G-WOW (Guiding for Tomorrow) Changing Climate, Changing Culture Initiative
The “Gikinoo’wizhiwe Onji Waaban” (Guiding for Tomorrow) or “G-WOW” Initiative is a unique approach to increasing awareness of how climate change is affecting Lake Superior’s coastal environment, people, cultures, and economies. G-WOW integrates scientific climate change research with place-based evidence of how climate change is affecting traditional Ojibwe lifeways and people of all cultures.
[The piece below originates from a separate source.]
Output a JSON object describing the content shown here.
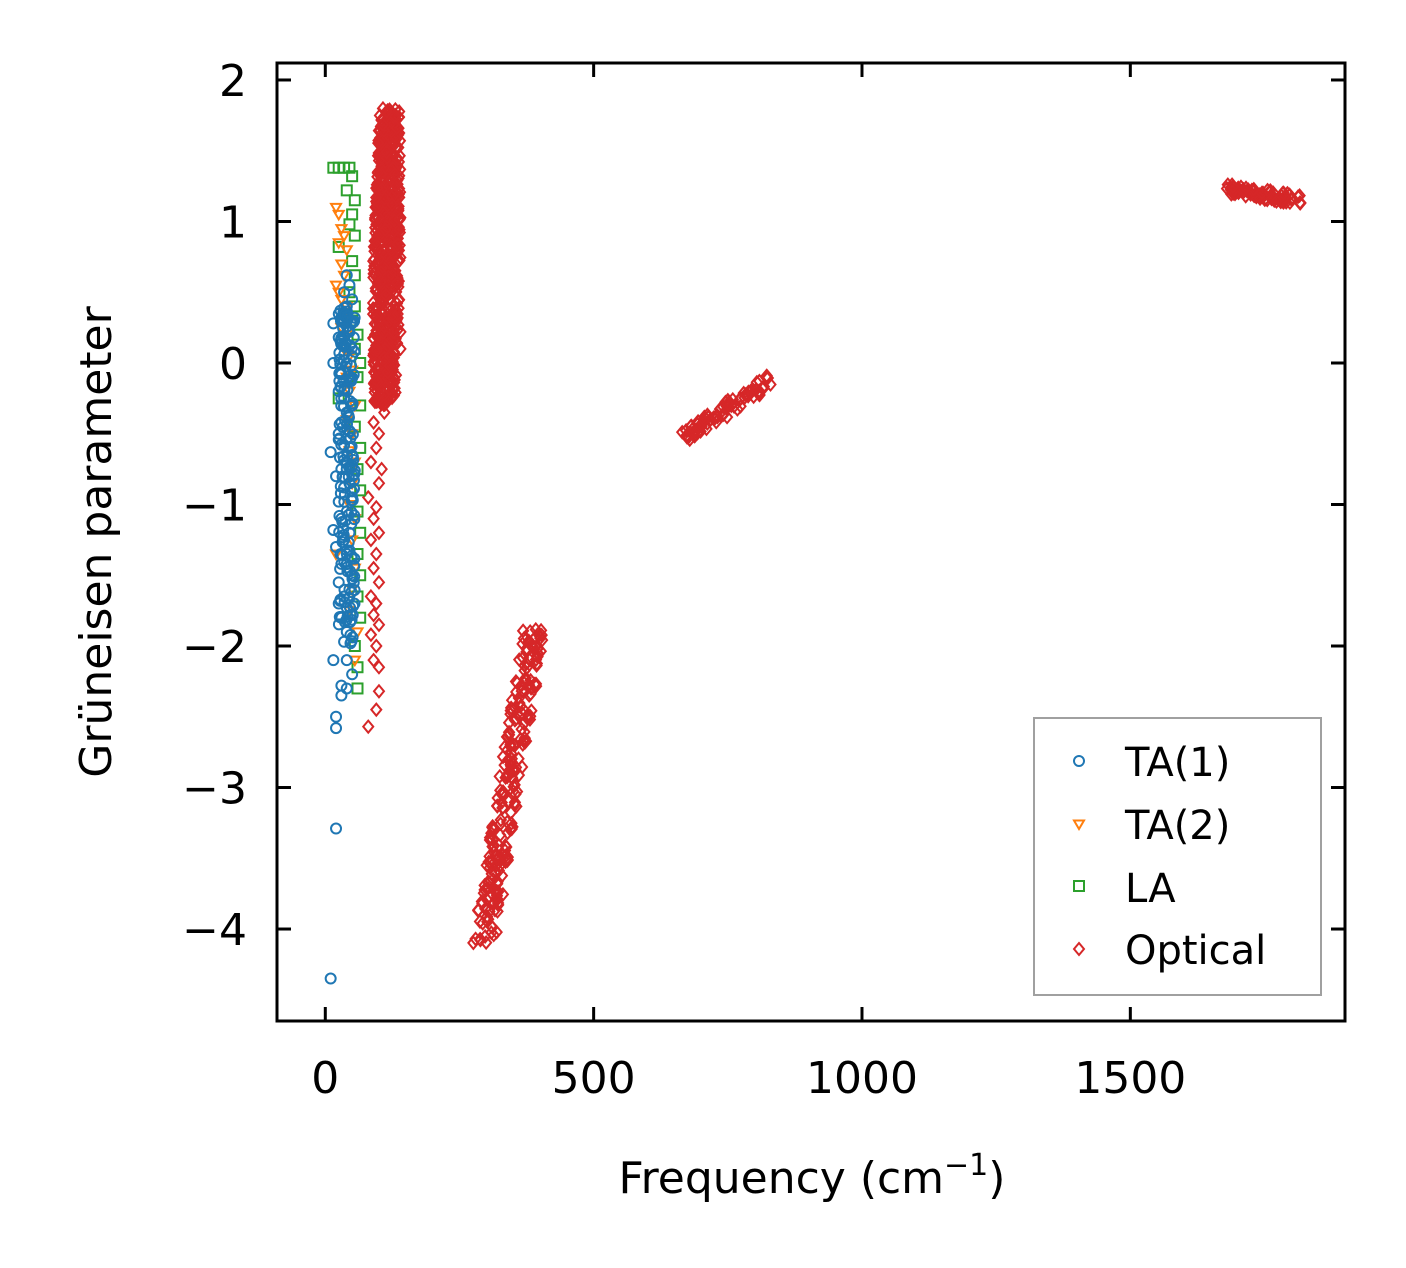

The Initiative brings native perspectives and involvement to addressing issues of climate change by directly engaging native communities, educators, and students, providing learners with knowledge about what they can do to mitigate or adapt to a changing climate.
The key message points of the G-WOW Initiative are:
- Climate change is real.
- Humans contribute to climate change.
- Weather and climate are different.
- Climate affects culture.
- We can make a difference.
Outreach tools available through the G-WOW Changing Climate, Change Culture Initiative include:
- Web-Based Service Learning Curriculum: The G-WOW website (see link in sidebar) features a service learning curriculum for learners in middle school and above, teacher resources, program databases, visual resources, and an interactive blog.
- G-WOW Discovery Center: This interactive exhibit and kiosk at the Northern Great Lakes Visitor Center in Ashland, Wisconsin, explores the impacts of climate change on Lake Superior’s coastal resources and people.
- G-WOW Teacher/Community Educator Training: Professional development programs build a network of trained climate change community educators to outreach the G-WOW climate literacy model.
G-WOW provides what’s missing in most climate change training—the integration of science with place-based evidence to evaluate how climate is affecting the environment, people, and economies, especially pertinent to our Tribal Nations. This culturally relevant climate literacy model integrates place-based evidence with climate science. It uses climate impacts on cultural practices of the Lake Superior Chippewa (Ojibwe) Indians as indicators of climate change for all cultures. However, it is easily transferable to other cultures and locations.